We have already begun to see some lawsuits filed alleging that companies and their directors and officers and other executives and employees breached their duties to the company or violated securities laws in the context of Covid-19 exposures. Depending on a company’s circumstances, lawsuits alleging breaches of duties or misleading disclosures relating to COVID‑19 may allege the following claims and costs, all of which could implicate D&O insurance:

  • Government investigations, particularly those arising from a company’s activities in response to COVID-19 issues and its applying for government loans and grants.
  • Securities law claims and lawsuits arising out of COVID-19-related disclosure obligations and management issues.
  • Claims by creditors, shareholders, trustees, and other company stakeholders relating to possible insolvency or bankruptcy.
  • Fiduciary claims arising from the company’s decisions relating to employee benefit plans and employee stock option (ESOP) and pension plans.
  • False Claims Act and qui tam claims relating to federal and state funds received from various COVID-19 government programs.
  • Antitrust investigations and suits for alleged price-gouging and price-fixing through communications with competitors.
  • Cyber-related claims from shareholders or customers for alleged failure to comply with cybersecurity standards or breach notification laws in the event a security event, social engineering, or other fraud is perpetrated by hackers trying to exploit COVID-19-related vulnerabilities.

In addition, the COVID-19 pandemic presents unusual challenges for companies in the renewal of their D&O policies, as well as in the timing of notices they may be required to provide insurers.

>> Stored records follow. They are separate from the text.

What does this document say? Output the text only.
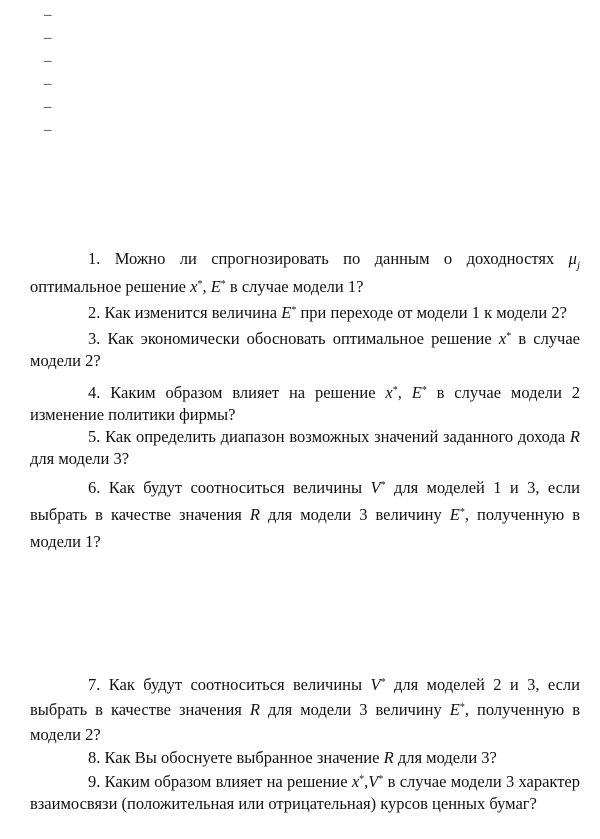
–
–
–
–
–
–

1. Можно ли спрогнозировать по данным о доходностях $\mu_j$ оптимальное решение x*, E* в случае модели 1?

2. Как изменится величина E* при переходе от модели 1 к модели 2?

3. Как экономически обосновать оптимальное решение x* в случае модели 2?

4. Каким образом влияет на решение x*, E* в случае модели 2 изменение политики фирмы?

5. Как определить диапазон возможных значений заданного дохода R для модели 3?

6. Как будут соотноситься величины V* для моделей 1 и 3, если выбрать в качестве значения R для модели 3 величину E*, полученную в модели 1?

7. Как будут соотноситься величины V* для моделей 2 и 3, если выбрать в качестве значения R для модели 3 величину E*, полученную в модели 2?

8. Как Вы обоснуете выбранное значение R для модели 3?

9. Каким образом влияет на решение x*,V* в случае модели 3 характер взаимосвязи (положительная или отрицательная) курсов ценных бумаг?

Each of these issues is discussed in greater detail below.

Government Investigations

Many D&O policies contain a coverage extension for expenses incurred to respond to government investigations, including subpoenas and requests for documents, among other things. In most D&O policies affording this coverage, the coverage is available only if an individual insured receives a formal request from the government or is the target of the investigation, regardless of whether the company also is named. This coverage typically is sublimited well below the general per-claim limits of the D&O policy.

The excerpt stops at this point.